“İlkeler” yeşillik mi?
Kendilerini “solcu, laikçi, ulusalcı” diye adlandıran bir cephe, konumunu kaybetmeden kaynaklanan korkunç bir kin ve nefretle, biraz da hasetle, kıskançlıkla halka karşı, halkın dinine, kültürüne, medeniyetine, örf ve adetlerine karşı amansız bir kavgaya girişmişlerdir.
Aslında bu kelimelerin yan yana gelişinde gerçekten büyük bir garabet ve yanlışlık vardır. çünkü sosyalist enternasyonel ile ulusalcılık yan yana nasıl durur? Düşünmesi bile bir garip!
Ama burası Türkiye. Burada ilkeler yemekte yeşillik, sohbette çerez. Ya da acıkınca yenen cinsinden “helvadan putlar”…
Sosyalist enternasyonel deyince ne anlıyoruz?
İşte birkaç cevap: “Sosyalist Enternasyonel sosyal demokrat, demokrat sosyalist ve İşçi partilerinin ortak olduğu bir ülkelerarası organizasyondur. Organizasyona Türkiye'den sadece CHP üyedir. Ayrıca DTP gözlemci parti durumundadır.”

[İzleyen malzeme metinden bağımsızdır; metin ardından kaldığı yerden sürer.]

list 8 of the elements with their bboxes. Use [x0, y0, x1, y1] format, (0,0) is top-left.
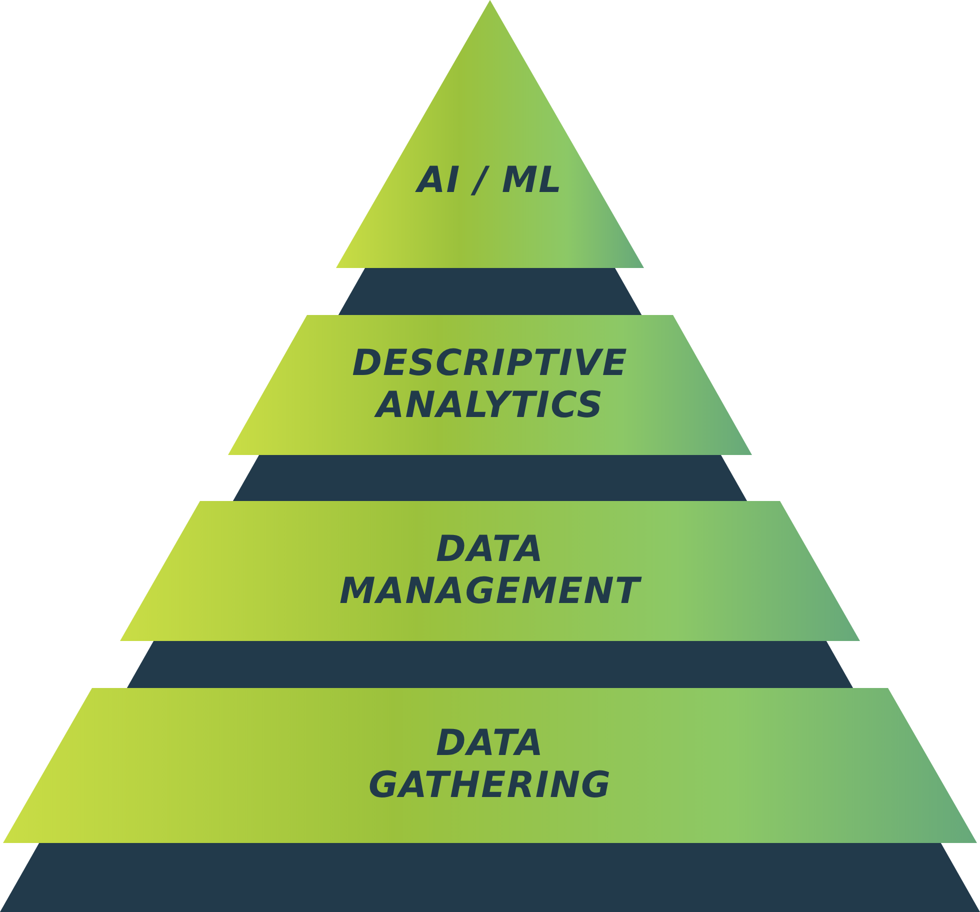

“Tüm dünyadan 60 kadar sosyalist ve sosyal demokrat partinin aralarında konuşup anlaşarak temmuz 1951'de kurdukları birliktir. Her partinin bir oyu vardır ve kararlar oybirliği ile alınır. Sovyet türü komünist sisteme karşı çıkarak demokratik sosyalizmi savunmaktadırlar. NATO tarafından destek görmekte, avrupa birligi çalışmalarına da katılmaktadırlar.”
Şimdi bir zamanlar Irak katliamının suçlusu Tony Blair’in başkanlık yaptığı, birlikten atılmak için soruşturma açılan CHP’nin başkanının başkan yardımcılığı yaptığı, Barzani ve Talabanî’nin katıldığı, DTP’nin gözlemci olduğu, bunları yan yana getirmekle daha baştan ciddiyetini kaybetmiş, fantastik bir yapılanma olduğu gerçeklerini bir kenara bırakırsak deriz ki bu örgüt bütün sosyalistleri bir araya getirir ve ortak politika belirlemeye çalışır.

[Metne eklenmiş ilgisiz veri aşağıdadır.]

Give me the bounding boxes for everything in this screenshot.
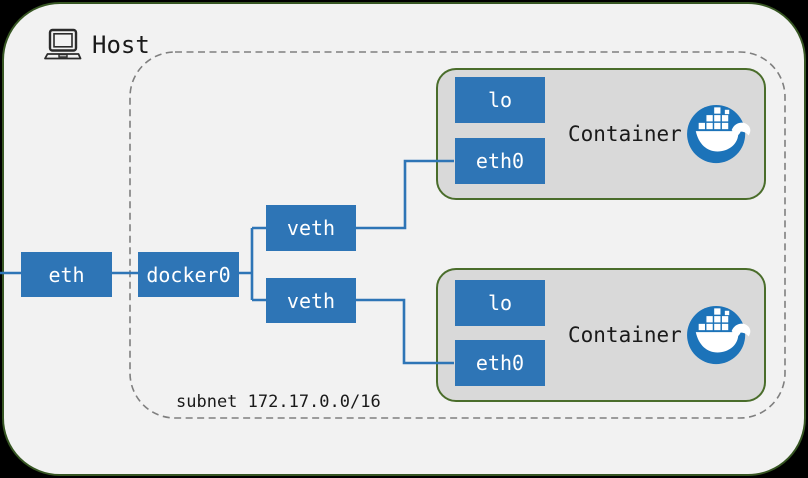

Peki ama bir uluslacının ne işi olabilir orada?
Baykal ve CHP’nin olduğu yerde DTP, Talabanî ve Barzanî ne kadar uyum gösteriyorsa, ulusalcı ile sosyalistler arasında da o kadar uyum vardır demektir.

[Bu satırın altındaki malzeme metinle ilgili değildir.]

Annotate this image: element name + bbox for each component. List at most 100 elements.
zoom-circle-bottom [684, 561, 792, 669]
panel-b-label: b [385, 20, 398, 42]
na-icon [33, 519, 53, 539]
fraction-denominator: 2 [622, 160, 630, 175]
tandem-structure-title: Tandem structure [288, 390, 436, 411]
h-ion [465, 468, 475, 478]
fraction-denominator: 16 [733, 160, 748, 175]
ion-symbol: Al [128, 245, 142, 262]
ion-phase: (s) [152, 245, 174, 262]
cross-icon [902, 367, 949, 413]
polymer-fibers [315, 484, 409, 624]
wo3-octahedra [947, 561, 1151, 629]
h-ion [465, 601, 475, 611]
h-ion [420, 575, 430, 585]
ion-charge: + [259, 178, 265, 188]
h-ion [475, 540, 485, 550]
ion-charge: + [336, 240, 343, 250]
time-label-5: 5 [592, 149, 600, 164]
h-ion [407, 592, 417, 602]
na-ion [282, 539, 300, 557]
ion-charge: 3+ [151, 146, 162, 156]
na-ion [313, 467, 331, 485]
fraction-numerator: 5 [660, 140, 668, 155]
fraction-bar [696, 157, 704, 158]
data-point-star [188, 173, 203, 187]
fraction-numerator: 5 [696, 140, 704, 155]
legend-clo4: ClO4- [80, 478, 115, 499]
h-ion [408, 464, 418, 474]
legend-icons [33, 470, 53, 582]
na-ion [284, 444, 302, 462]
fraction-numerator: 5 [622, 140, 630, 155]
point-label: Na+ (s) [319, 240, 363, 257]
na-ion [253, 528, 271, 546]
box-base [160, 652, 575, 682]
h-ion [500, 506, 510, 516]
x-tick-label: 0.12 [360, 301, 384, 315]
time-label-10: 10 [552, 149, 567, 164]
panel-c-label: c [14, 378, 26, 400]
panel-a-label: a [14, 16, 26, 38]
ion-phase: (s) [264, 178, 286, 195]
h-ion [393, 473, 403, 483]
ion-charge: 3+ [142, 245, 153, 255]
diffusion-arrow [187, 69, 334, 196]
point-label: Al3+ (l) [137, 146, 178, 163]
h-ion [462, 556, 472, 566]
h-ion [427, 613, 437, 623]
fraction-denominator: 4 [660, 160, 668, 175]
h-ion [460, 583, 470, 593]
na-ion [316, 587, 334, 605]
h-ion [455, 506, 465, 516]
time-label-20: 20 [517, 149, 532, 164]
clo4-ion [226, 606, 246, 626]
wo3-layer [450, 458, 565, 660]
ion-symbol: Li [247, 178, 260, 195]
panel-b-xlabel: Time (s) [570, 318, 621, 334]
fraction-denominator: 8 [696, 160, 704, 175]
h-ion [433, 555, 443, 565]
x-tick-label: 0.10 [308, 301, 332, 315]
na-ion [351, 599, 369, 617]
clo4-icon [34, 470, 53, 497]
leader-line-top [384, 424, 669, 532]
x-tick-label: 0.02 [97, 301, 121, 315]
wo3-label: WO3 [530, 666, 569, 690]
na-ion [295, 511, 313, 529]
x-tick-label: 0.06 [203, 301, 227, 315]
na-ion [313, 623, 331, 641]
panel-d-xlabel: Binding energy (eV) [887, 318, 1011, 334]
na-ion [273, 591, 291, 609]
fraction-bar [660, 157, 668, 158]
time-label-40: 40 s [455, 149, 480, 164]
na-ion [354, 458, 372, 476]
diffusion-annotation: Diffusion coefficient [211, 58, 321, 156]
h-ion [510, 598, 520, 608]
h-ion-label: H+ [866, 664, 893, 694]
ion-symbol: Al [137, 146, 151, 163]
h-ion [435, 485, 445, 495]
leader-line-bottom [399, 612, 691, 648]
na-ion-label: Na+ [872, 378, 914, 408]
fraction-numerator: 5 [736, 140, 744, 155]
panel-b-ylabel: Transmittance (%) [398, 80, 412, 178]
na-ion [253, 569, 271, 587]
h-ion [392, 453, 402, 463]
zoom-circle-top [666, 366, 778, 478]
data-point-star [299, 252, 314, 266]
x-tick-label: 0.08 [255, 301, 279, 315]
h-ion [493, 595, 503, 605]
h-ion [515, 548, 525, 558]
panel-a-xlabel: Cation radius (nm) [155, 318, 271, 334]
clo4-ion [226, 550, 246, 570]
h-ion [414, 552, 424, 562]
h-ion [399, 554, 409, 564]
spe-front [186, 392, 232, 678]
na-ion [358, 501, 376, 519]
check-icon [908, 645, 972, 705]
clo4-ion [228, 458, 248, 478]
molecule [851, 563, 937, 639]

Ciddi misiniz, oyun mu oynuyorsunuz?
Ulusal politikalar ile enternasyonel politikalar arasında ne kadar uyum olabilir, düşündünüz mü?
“Bağımsızlık” adına AB politikalarına karşı çıkarken, tıpış tıpış Sosyalist Enternasyonel politikaların altına nasıl imza atıyorsunuz?
İlkeli ve tutarlı olmak bu mudur? Onun için soruyoruz: “İlkeler, yeşillik mi çerez mi?” diye.
“Efendim, biz aynı düşüncedeyiz, toplanır konuşuruz ama, sonunda kendi bildiğimizi yaparız” mı diyorsunuz?
Bu sizin ulusalcı olmanıza ters düşmüyorsa, ümmetçilerin düşüncesi neden ters düşüyor?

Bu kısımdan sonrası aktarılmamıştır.